Toronto visual arts publication

Lola magazine was a Toronto visual arts publication that ran for seven years between 1997 and 2003.

==Description==
Lola was launched by artist/writer Sally McKay, curator John Massier and arts writer and editor Catherine Osborne. Their aim was to reinvigorate the city's visual arts scene by creating an open forum for writers, artists and the general public to comment and critique exhibitions and art events within the city. The most popular section of the magazine was a review section called Shotguns, where everyone was invited to write a review of a recent exhibition or event. Hundreds of writers and "non-writers" contributed to the section, creating a vibrant forum for discussion and commentary. What set Lola apart from other contemporary art magazines was its open dislike for art jargon and intellectualization. Writers were encouraged to be frank, honest, open and clear in their opinions and ideas.

Distributed for free at galleries in Toronto and sold on newsstands throughout Canada, Lola was considered a hybrid between a magazine and a zine (however, all its revenue was generated through advertising and subscriptions, distinguishing it from most zines, which generally have no source of revenue). Unlike most arts magazine in Canada, which rely almost exclusively on government funding, Lola received very little government support. In its seven years, Lola received one grant from the Canadian Government to support its growth in newsstand sales and subscriptions.

After the second issue was published in 1998, John Massier left the magazine. Catherine Osborne became the editor and Sally McKay became art director, though both played an equal role in the development of the editorial content. Production of the magazine took place mostly at McKay's second-floor apartment in Parkdale, with editorial meetings held once a week at Lakeview Diner, a popular greasy spoon on Dundas Street in Toronto. Initially, Lola was published twice a year.

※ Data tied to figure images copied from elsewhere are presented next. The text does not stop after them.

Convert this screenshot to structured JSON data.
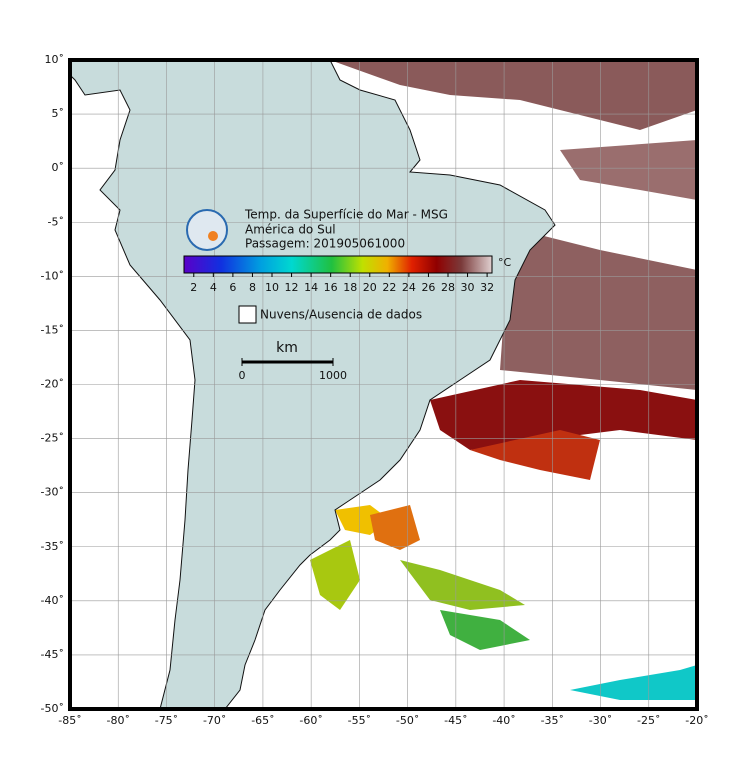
{
  "map": {
    "title_lines": [
      "Temp. da Superfície do Mar - MSG",
      "América do Sul",
      "Passagem: 201905061000"
    ],
    "lonlim": [
      -85,
      -20
    ],
    "latlim": [
      -50,
      10
    ],
    "lon_ticks": [
      {
        "value": -85,
        "label": "-85˚"
      },
      {
        "value": -80,
        "label": "-80˚"
      },
      {
        "value": -75,
        "label": "-75˚"
      },
      {
        "value": -70,
        "label": "-70˚"
      },
      {
        "value": -65,
        "label": "-65˚"
      },
      {
        "value": -60,
        "label": "-60˚"
      },
      {
        "value": -55,
        "label": "-55˚"
      },
      {
        "value": -50,
        "label": "-50˚"
      },
      {
        "value": -45,
        "label": "-45˚"
      },
      {
        "value": -40,
        "label": "-40˚"
      },
      {
        "value": -35,
        "label": "-35˚"
      },
      {
        "value": -30,
        "label": "-30˚"
      },
      {
        "value": -25,
        "label": "-25˚"
      },
      {
        "value": -20,
        "label": "-20˚"
      }
    ],
    "lat_ticks": [
      {
        "value": 10,
        "label": "10˚"
      },
      {
        "value": 5,
        "label": "5˚"
      },
      {
        "value": 0,
        "label": "0˚"
      },
      {
        "value": -5,
        "label": "-5˚"
      },
      {
        "value": -10,
        "label": "-10˚"
      },
      {
        "value": -15,
        "label": "-15˚"
      },
      {
        "value": -20,
        "label": "-20˚"
      },
      {
        "value": -25,
        "label": "-25˚"
      },
      {
        "value": -30,
        "label": "-30˚"
      },
      {
        "value": -35,
        "label": "-35˚"
      },
      {
        "value": -40,
        "label": "-40˚"
      },
      {
        "value": -45,
        "label": "-45˚"
      },
      {
        "value": -50,
        "label": "-50˚"
      }
    ],
    "colorbar": {
      "unit": "°C",
      "range": [
        1,
        32.5
      ],
      "ticks": [
        2,
        4,
        6,
        8,
        10,
        12,
        14,
        16,
        18,
        20,
        22,
        24,
        26,
        28,
        30,
        32
      ]
    },
    "legend": "Nuvens/Ausencia de dados",
    "scale": {
      "unit": "km",
      "ticks": [
        0,
        1000
      ],
      "range": [
        0,
        1000
      ]
    }
  }
}
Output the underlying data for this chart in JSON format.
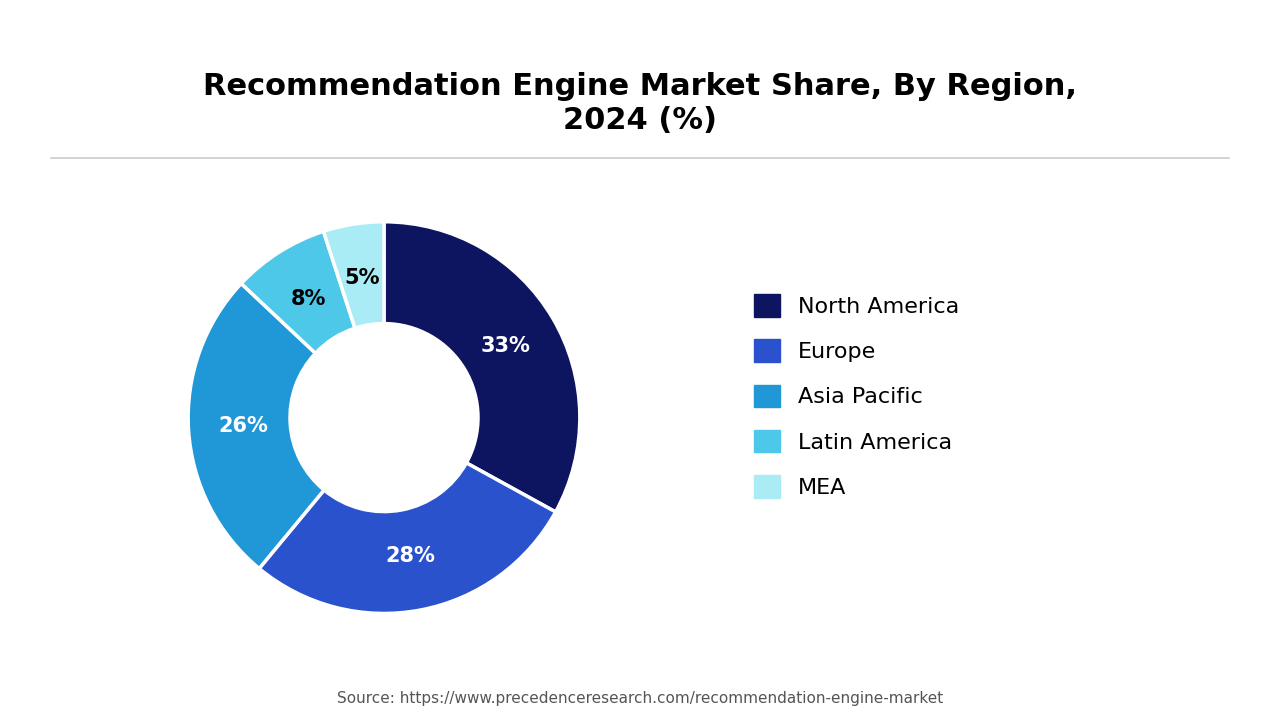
{
  "title": "Recommendation Engine Market Share, By Region,\n2024 (%)",
  "segments": [
    {
      "label": "North America",
      "value": 33,
      "color": "#0d1560"
    },
    {
      "label": "Europe",
      "value": 28,
      "color": "#2a52cc"
    },
    {
      "label": "Asia Pacific",
      "value": 26,
      "color": "#2097d6"
    },
    {
      "label": "Latin America",
      "value": 8,
      "color": "#4ec8e8"
    },
    {
      "label": "MEA",
      "value": 5,
      "color": "#aaecf5"
    }
  ],
  "bg_color": "#ffffff",
  "title_fontsize": 22,
  "label_fontsize": 15,
  "legend_fontsize": 16,
  "source_text": "Source: https://www.precedenceresearch.com/recommendation-engine-market",
  "source_fontsize": 11
}
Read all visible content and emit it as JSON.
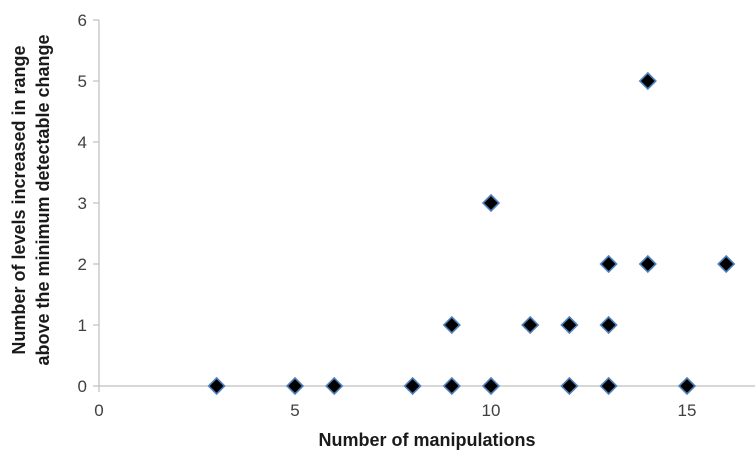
{
  "chart_data": {
    "type": "scatter",
    "title": "",
    "xlabel": "Number of manipulations",
    "ylabel_lines": [
      "Number of levels increased in range",
      "above the minimum detectable change"
    ],
    "xlim": [
      0,
      17.2
    ],
    "ylim": [
      0,
      6
    ],
    "x_ticks": [
      0,
      5,
      10,
      15
    ],
    "y_ticks": [
      0,
      1,
      2,
      3,
      4,
      5,
      6
    ],
    "grid": false,
    "legend": "none",
    "marker": "diamond",
    "marker_fill": "#000000",
    "marker_edge": "#4f81bd",
    "axis_color": "#bfbfbf",
    "series": [
      {
        "points": [
          {
            "x": 3,
            "y": 0
          },
          {
            "x": 5,
            "y": 0
          },
          {
            "x": 6,
            "y": 0
          },
          {
            "x": 8,
            "y": 0
          },
          {
            "x": 9,
            "y": 0
          },
          {
            "x": 9,
            "y": 1
          },
          {
            "x": 10,
            "y": 0
          },
          {
            "x": 10,
            "y": 3
          },
          {
            "x": 11,
            "y": 1
          },
          {
            "x": 12,
            "y": 0
          },
          {
            "x": 12,
            "y": 1
          },
          {
            "x": 13,
            "y": 0
          },
          {
            "x": 13,
            "y": 1
          },
          {
            "x": 13,
            "y": 2
          },
          {
            "x": 14,
            "y": 2
          },
          {
            "x": 14,
            "y": 5
          },
          {
            "x": 15,
            "y": 0
          },
          {
            "x": 16,
            "y": 2
          }
        ]
      }
    ]
  }
}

In its final year, the magazine was published quarterly.

Despite the magazine's grassroots origins, the founders were keen to turn the magazine into a profitable and financially viable magazine. In 2002, Sharon Salson (who later became Sharon Gregg) joined the staff as publisher and advertising director. With the new role, Lola's founders hoped to secure a financial investor in order to transform the magazine into a paid publication that would attract more advertisers and readers. No financial backer was found, which led to the magazine's demise after the release of Issue 16 in September 2003.

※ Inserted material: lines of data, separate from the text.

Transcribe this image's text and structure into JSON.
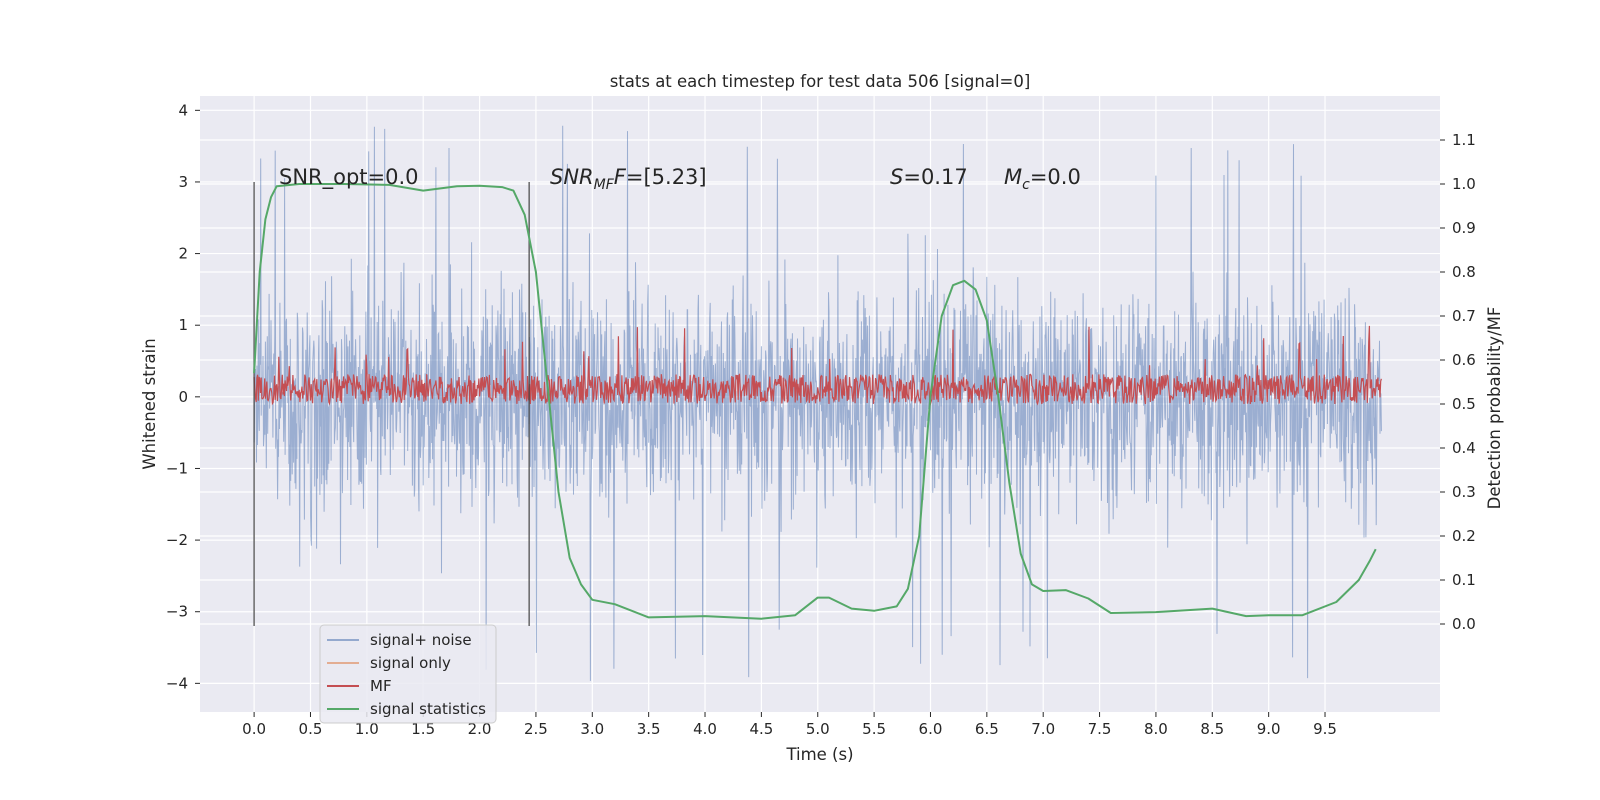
{
  "chart_data": {
    "type": "line",
    "title": "stats at each timestep for test data 506 [signal=0]",
    "xlabel": "Time (s)",
    "ylabel": "Whitened strain",
    "y2label": "Detection probability/MF",
    "xlim": [
      -0.48,
      10.52
    ],
    "ylim": [
      -4.4,
      4.2
    ],
    "y2lim": [
      -0.2,
      1.2
    ],
    "x_ticks": [
      "0.0",
      "0.5",
      "1.0",
      "1.5",
      "2.0",
      "2.5",
      "3.0",
      "3.5",
      "4.0",
      "4.5",
      "5.0",
      "5.5",
      "6.0",
      "6.5",
      "7.0",
      "7.5",
      "8.0",
      "8.5",
      "9.0",
      "9.5"
    ],
    "y_ticks": [
      "4",
      "3",
      "2",
      "1",
      "0",
      "−1",
      "−2",
      "−3",
      "−4"
    ],
    "y2_ticks": [
      "1.1",
      "1.0",
      "0.9",
      "0.8",
      "0.7",
      "0.6",
      "0.5",
      "0.4",
      "0.3",
      "0.2",
      "0.1",
      "0.0"
    ],
    "grid": true,
    "legend_position": "lower-left",
    "annotations": {
      "snr_opt": "SNR_opt=0.0",
      "snr_mf_base": "SNR",
      "snr_mf_sub": "MF",
      "snr_mf_italic": "F",
      "snr_mf_value": "=[5.23]",
      "s_symbol": "S",
      "s_value": "=0.17",
      "mc_symbol": "M",
      "mc_sub": "c",
      "mc_value": "=0.0"
    },
    "vlines": [
      0.0,
      2.44
    ],
    "series": [
      {
        "name": "signal+ noise",
        "color": "#4c72b0",
        "alpha": 0.5,
        "axis": "left",
        "x_range": [
          0.0,
          10.0
        ],
        "envelope_upper": 2.7,
        "envelope_lower": -2.6,
        "peak_max": 3.8,
        "peak_min": -4.0
      },
      {
        "name": "signal only",
        "color": "#dd8452",
        "axis": "left",
        "values": []
      },
      {
        "name": "MF",
        "color": "#c44e52",
        "axis": "right",
        "x_range": [
          0.0,
          10.0
        ],
        "baseline": 0.5,
        "range": [
          0.5,
          0.58
        ],
        "peak_max": 0.68
      },
      {
        "name": "signal statistics",
        "color": "#55a868",
        "axis": "right",
        "x": [
          0.0,
          0.05,
          0.1,
          0.15,
          0.2,
          0.4,
          0.8,
          1.2,
          1.5,
          1.8,
          2.0,
          2.2,
          2.3,
          2.4,
          2.5,
          2.6,
          2.7,
          2.8,
          2.9,
          3.0,
          3.2,
          3.5,
          4.0,
          4.5,
          4.8,
          5.0,
          5.1,
          5.3,
          5.5,
          5.7,
          5.8,
          5.9,
          6.0,
          6.1,
          6.2,
          6.3,
          6.4,
          6.5,
          6.6,
          6.7,
          6.8,
          6.9,
          7.0,
          7.2,
          7.4,
          7.6,
          8.0,
          8.5,
          8.8,
          9.0,
          9.3,
          9.6,
          9.8,
          9.9,
          9.95
        ],
        "values": [
          0.57,
          0.8,
          0.92,
          0.97,
          0.995,
          1.0,
          1.0,
          0.998,
          0.985,
          0.995,
          0.996,
          0.993,
          0.985,
          0.93,
          0.8,
          0.55,
          0.3,
          0.15,
          0.09,
          0.055,
          0.045,
          0.015,
          0.018,
          0.012,
          0.02,
          0.06,
          0.06,
          0.035,
          0.03,
          0.04,
          0.08,
          0.2,
          0.52,
          0.7,
          0.77,
          0.78,
          0.76,
          0.69,
          0.52,
          0.32,
          0.16,
          0.09,
          0.075,
          0.077,
          0.058,
          0.025,
          0.027,
          0.035,
          0.018,
          0.02,
          0.02,
          0.05,
          0.1,
          0.145,
          0.17
        ]
      }
    ]
  }
}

During its run, Lola was frequently covered by the press, with articles appearing The Globe and Mail, Toronto Star, NOW, Shift, CBC among many others.

== Awards ==
Lola was nominated magazine of the year by the National Magazine Awards Foundation in 2001 and 2002. In 2000 Lola received Honourable Mention in the category "Magazine of the Year" at the Canadian National Magazine Awards. In 2001 Gerald Hannon won the silver award in the "Arts & Entertainment" category at the Canadian National Magazine Awards for his article Monk-y Business for Lola magazine, volume 10, Fall 2001.